Let me tell you about mental illness. Rather than the fabricated illusions we make up in our minds about how it is.
It’s waking up in the morning with bags under your eyes because too much was on your mind last night to get any sleep. It’s convincing yourself that you did something wrong, even when you didn’t. It’s running the same scenario through your head a dozen times, thinking the outcome might change. Assuming if you did better, said better, things might be better. It’s jumping in front of a mirror, to see if those extra five pounds you put on caused your stomach to jiggle. It’s arriving to class an hour early because you somehow convinced yourself you might be late if you waited any longer before leaving. It’s doing an assignment three weeks before it’s due because you’d feel like a procrastinator if you hadn’t. Trying to convince everyone that you didn’t mean to hurt their feelings, you just weren’t mentally prepared to handle that conversation. It’s unintentionally ruining every relationship you’ve ever been in by asking too much, thinking too much, or wanting too much. It’s laying in your car, with rain pouring overhead, wondering how to move on.
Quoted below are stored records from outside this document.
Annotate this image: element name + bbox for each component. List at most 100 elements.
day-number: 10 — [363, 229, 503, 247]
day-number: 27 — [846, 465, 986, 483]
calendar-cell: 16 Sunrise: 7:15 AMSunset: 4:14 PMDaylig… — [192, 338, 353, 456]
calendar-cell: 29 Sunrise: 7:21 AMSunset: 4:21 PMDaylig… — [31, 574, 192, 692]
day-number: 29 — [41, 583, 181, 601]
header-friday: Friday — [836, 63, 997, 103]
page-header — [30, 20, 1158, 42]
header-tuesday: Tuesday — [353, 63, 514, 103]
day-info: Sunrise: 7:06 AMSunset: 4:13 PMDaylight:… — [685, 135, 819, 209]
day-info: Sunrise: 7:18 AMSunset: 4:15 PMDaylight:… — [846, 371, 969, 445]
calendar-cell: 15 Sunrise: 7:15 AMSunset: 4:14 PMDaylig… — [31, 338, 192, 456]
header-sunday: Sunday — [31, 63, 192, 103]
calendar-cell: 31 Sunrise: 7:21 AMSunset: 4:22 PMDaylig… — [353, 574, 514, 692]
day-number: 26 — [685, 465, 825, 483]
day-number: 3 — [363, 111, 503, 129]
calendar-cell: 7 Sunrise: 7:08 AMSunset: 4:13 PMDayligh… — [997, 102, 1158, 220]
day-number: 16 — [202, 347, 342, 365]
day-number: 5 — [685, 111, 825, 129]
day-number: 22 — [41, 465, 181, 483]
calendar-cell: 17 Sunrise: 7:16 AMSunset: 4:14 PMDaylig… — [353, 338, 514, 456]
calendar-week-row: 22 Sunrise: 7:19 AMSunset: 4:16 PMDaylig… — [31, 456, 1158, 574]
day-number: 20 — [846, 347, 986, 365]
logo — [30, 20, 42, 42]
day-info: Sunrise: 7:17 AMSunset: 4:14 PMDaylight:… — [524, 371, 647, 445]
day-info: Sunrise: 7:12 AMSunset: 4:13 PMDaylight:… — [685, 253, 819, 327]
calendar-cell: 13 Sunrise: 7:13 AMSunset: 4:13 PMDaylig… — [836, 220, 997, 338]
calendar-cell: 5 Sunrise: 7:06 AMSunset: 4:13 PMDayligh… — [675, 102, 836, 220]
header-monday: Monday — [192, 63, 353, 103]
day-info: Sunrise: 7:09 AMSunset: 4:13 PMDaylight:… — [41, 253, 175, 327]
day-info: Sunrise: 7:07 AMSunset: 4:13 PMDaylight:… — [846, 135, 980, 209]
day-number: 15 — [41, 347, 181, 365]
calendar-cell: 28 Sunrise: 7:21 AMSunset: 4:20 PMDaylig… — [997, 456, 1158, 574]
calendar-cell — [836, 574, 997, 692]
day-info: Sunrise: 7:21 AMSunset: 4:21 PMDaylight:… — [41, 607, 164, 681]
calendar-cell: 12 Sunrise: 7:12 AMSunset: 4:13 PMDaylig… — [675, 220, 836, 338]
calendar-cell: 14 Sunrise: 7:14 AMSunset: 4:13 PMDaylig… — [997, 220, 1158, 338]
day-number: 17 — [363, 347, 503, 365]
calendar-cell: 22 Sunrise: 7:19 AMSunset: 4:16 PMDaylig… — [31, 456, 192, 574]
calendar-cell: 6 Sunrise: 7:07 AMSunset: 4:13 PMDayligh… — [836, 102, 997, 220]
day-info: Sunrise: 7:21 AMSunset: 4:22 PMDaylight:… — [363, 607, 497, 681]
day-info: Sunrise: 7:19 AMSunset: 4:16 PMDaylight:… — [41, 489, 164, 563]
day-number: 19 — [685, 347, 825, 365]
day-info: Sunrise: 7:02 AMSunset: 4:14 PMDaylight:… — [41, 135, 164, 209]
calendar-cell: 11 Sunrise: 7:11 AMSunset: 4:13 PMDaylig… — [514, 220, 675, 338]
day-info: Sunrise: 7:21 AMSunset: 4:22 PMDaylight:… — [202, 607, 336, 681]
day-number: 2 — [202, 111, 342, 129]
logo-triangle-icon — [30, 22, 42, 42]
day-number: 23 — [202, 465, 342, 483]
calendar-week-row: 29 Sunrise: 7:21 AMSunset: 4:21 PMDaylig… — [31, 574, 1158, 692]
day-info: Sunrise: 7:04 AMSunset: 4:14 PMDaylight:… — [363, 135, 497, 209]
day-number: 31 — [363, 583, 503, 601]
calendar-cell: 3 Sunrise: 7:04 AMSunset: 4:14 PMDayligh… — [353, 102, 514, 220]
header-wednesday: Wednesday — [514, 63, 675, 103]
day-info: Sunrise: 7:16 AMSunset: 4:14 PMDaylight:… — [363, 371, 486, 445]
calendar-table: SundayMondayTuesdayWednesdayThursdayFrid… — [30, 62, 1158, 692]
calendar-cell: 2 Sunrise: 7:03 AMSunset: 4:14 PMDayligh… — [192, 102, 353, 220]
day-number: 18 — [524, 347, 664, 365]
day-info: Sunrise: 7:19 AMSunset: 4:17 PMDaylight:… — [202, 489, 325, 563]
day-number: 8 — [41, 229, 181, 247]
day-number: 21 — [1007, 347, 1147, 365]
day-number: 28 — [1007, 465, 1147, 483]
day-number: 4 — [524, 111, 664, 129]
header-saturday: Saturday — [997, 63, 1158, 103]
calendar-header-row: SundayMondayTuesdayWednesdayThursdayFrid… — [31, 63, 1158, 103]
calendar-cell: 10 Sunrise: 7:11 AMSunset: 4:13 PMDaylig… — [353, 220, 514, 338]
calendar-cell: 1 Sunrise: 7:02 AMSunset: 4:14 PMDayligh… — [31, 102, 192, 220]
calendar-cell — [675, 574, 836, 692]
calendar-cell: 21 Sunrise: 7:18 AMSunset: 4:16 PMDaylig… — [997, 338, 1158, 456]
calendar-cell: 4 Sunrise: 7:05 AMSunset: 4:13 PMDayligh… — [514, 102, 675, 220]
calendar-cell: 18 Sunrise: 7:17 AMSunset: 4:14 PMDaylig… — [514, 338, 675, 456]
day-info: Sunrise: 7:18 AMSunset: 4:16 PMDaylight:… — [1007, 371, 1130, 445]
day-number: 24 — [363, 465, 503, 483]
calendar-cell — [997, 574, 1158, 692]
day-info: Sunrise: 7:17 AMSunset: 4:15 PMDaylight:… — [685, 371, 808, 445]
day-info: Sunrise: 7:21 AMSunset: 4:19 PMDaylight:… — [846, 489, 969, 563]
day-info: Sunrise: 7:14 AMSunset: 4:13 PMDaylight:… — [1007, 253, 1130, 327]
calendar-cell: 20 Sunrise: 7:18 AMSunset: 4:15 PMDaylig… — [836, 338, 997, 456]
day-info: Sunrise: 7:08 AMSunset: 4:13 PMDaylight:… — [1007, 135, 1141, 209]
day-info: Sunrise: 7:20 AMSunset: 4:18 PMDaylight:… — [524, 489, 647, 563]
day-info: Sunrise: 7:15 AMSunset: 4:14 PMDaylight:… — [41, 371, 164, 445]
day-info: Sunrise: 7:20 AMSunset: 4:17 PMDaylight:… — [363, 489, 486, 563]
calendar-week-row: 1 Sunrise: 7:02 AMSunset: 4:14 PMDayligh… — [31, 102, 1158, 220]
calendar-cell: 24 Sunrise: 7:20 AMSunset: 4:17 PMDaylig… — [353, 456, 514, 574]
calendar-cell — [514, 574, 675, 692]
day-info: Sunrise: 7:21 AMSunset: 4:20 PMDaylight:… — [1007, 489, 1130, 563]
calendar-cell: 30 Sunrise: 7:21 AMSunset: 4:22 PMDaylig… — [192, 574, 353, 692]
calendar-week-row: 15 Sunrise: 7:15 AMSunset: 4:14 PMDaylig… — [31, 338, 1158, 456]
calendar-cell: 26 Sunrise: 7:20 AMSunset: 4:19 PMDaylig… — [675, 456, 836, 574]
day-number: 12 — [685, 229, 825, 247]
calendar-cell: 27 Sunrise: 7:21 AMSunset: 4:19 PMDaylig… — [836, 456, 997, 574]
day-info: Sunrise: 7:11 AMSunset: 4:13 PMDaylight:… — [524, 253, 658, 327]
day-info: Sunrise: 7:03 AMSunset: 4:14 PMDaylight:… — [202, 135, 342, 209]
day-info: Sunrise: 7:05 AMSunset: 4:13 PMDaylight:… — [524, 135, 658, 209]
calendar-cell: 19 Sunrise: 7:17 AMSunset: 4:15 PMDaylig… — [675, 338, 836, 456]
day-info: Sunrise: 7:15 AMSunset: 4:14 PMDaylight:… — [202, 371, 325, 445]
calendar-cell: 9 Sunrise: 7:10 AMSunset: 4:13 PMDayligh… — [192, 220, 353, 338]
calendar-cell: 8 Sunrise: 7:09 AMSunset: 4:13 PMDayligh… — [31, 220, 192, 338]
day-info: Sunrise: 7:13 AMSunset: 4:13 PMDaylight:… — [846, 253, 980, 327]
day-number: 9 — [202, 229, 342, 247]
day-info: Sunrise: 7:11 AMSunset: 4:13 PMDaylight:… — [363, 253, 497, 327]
You see, we are so used to hearing the expression “mental illness.” We are so used to blaming our issues on our mentality, our own mental turmoil. But it’s much more than that. Victims suffering from mental illness sit inside their heads all day long, even when they are somewhere populated.
How do you escape something that’s always with you?
How do you explain your feelings to someone who doesn’t understand, who will never understand? You’re constantly at war with yourself, with your thoughts, with others around you. The truth is, you can’t forget what’s uncontrollably forced its way into your constant thoughts. It’s become a habit to worry so much, to care so much, to hurt so much. The truth about mental illness is, the pain may not be visible, but that certainly doesn’t mean it isn’t there.